Mr. Draghi in turn is as always under pressure from Mr. Weidmann, who views the ECB's commitment to buy troubled sovereign debt as not only a blank cheque from the German taxpayer to Greece, but a source of moral hazard for other PIGS as well. In fact, since January, Greece has drawn billions in implicit credit from the German central bank by selling its own treasury bills to Greek banks. Yet without that implicit line of credit, the continuing flight of deposits would accelerate to an unstoppable "run" and Greek banks would collapse.

In 2013, Cyprus managed to avoid an exit from the euro but the more likely outcome for Greece would be similar to Argentina's in early 2002, when it abandoned its hard fix to the U.S. dollar: deposits would be frozen and then converted to a "new drachma," whose value against the euro would plummet. Greek savers would suffer severe losses. And Greeks who had borrowed in euros would be liable for much more in terms of drachmas. Most private borrowers would likely default, as would the Greek government. Greeks would find themselves cut off from future credit, not just from the EU but from most of the financial world.

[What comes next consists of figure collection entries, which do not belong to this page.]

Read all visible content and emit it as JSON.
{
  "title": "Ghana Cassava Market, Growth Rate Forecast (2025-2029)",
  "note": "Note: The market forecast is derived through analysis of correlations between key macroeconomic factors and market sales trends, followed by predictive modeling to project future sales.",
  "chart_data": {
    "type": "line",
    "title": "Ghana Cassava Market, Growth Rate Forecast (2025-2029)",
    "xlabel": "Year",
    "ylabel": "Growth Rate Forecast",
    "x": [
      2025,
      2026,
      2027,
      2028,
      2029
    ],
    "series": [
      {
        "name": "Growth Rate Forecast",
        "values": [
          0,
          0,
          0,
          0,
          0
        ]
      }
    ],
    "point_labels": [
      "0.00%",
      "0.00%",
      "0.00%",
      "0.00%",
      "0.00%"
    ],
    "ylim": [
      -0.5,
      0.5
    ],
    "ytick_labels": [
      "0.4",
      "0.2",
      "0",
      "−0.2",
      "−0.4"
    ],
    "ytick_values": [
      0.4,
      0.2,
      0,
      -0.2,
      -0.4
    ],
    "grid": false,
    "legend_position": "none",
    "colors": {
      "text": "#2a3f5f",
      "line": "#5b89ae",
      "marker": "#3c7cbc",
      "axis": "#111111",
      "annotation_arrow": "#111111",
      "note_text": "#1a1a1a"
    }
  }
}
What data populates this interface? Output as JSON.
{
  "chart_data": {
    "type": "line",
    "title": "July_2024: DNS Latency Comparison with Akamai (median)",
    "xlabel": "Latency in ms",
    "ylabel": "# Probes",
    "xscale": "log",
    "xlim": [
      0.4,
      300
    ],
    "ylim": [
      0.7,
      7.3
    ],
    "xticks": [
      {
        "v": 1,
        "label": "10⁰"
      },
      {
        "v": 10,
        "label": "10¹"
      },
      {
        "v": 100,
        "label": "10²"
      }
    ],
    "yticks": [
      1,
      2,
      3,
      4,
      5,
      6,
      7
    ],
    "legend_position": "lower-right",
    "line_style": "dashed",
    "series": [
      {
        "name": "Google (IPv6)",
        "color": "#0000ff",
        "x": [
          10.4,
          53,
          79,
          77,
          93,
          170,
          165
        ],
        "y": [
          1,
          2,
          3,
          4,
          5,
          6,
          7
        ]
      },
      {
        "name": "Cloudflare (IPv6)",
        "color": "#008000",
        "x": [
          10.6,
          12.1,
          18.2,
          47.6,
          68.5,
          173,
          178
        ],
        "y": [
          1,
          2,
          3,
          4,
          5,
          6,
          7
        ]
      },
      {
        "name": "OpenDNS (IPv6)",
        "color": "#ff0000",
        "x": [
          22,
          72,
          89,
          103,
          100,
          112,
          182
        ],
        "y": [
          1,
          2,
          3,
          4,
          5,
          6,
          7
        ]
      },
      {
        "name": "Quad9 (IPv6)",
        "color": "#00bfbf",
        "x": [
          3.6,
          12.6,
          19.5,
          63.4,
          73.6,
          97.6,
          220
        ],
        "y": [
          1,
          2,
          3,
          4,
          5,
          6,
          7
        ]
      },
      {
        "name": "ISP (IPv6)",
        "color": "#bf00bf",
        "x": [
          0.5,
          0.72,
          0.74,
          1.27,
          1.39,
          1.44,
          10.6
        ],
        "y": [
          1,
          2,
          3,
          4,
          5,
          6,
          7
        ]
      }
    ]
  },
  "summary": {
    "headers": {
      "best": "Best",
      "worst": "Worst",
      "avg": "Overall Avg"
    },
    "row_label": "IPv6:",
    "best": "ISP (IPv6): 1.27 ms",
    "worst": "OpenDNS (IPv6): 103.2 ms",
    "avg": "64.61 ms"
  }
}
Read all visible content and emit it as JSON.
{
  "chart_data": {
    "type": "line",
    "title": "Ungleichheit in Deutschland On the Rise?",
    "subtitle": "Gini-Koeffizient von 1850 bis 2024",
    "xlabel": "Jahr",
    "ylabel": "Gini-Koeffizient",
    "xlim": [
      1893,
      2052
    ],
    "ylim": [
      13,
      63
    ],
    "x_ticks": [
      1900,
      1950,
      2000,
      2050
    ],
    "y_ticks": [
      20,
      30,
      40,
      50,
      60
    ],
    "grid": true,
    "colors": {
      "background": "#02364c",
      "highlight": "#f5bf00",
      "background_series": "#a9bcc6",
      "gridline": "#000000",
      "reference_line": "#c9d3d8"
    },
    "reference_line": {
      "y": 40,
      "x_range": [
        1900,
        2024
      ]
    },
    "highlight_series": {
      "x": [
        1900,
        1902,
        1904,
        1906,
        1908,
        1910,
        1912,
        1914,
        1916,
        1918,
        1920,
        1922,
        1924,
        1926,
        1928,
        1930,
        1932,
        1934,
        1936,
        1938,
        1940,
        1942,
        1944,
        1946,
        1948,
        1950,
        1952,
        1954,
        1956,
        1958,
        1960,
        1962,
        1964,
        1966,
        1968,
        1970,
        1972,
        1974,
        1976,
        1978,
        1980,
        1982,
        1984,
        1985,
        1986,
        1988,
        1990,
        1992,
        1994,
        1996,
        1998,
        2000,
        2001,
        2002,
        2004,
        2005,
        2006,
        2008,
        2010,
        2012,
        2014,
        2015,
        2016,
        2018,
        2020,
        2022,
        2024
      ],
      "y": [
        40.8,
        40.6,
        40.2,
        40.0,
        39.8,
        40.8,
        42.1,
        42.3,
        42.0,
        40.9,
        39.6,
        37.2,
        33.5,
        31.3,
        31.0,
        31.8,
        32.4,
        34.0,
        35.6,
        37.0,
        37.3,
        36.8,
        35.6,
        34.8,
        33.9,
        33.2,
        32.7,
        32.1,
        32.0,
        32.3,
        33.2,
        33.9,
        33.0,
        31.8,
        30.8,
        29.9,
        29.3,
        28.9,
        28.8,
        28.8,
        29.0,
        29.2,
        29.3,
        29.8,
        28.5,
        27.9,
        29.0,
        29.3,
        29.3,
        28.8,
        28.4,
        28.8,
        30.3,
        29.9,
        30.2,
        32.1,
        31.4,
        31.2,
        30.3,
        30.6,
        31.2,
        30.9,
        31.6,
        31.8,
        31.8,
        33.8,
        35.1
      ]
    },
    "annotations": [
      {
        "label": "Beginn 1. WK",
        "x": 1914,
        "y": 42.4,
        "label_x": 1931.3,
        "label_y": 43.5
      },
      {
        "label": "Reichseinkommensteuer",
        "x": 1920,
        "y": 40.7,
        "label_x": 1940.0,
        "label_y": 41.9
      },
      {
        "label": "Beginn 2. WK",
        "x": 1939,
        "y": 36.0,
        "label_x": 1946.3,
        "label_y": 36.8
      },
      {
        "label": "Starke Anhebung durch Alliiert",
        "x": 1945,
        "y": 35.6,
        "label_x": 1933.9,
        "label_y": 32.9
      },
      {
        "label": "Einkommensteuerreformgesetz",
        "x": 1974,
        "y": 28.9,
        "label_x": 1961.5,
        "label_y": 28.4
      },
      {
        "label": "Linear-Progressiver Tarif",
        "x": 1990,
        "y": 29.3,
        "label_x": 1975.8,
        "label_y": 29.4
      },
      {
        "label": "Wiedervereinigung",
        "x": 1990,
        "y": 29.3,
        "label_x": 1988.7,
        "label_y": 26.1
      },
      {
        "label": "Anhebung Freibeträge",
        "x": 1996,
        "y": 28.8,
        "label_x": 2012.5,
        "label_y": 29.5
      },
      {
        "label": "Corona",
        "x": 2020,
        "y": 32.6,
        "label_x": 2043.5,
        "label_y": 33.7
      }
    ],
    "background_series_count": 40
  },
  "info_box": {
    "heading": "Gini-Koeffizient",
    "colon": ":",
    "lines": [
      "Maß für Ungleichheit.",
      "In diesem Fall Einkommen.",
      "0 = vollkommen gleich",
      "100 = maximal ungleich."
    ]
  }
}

In short, Greece's Syriza government finds itself in a severe bind. Greece is already insolvent: not even under the rosiest of outcomes can it ever repay its €350-billion debt burden. Worse, it is very close to illiquidity: its immediate bills for salaries, pensions and so on may be unfundable within a few weeks. Nevertheless, Syriza passed a bill two weeks ago that provides food and free electricity to the poor – a bill that Bild called "a declaration of war."

At Ms. Merkel's invitation, Mr. Tsipras met with her in Berlin on March 23. There was a superficial sense of warming as he turned on his charm. By contrast, Mr. Varoufakis has been told to stay at home and work on emergency reform. Indeed, he has mellowed: on March 30 he actually called for "an end to the toxic blame game." And one small sign of progress was a new list of putative reforms submitted last Friday, which included the promise of an extra €3-billion in tax and other revenues.

It is imperative that the Greeks stop grandstanding and nail down their crumbling country with brass tacks. Recent threats to release refugees into the rest of Europe, to confiscate German property, and so on were ill-timed at best. They need to be replaced by a bargain to swap debt writeoffs for sales of Greek assets and real estate to its creditors, or, indeed, to any high-bidding foreign investor. This would be a bitter pill for Syriza to swallow. But in return, Brussels and Berlin must abandon their micro-management of Athens' budget, because unless Syriza can provide salve to the wounds that austerity has cut into its unemployed and vulnerable, there will be blood in the streets.

James W Dean is Professor Emeritus, Economics, Simon Fraser University. He has written extensively on resolution of troubled sovereign debt.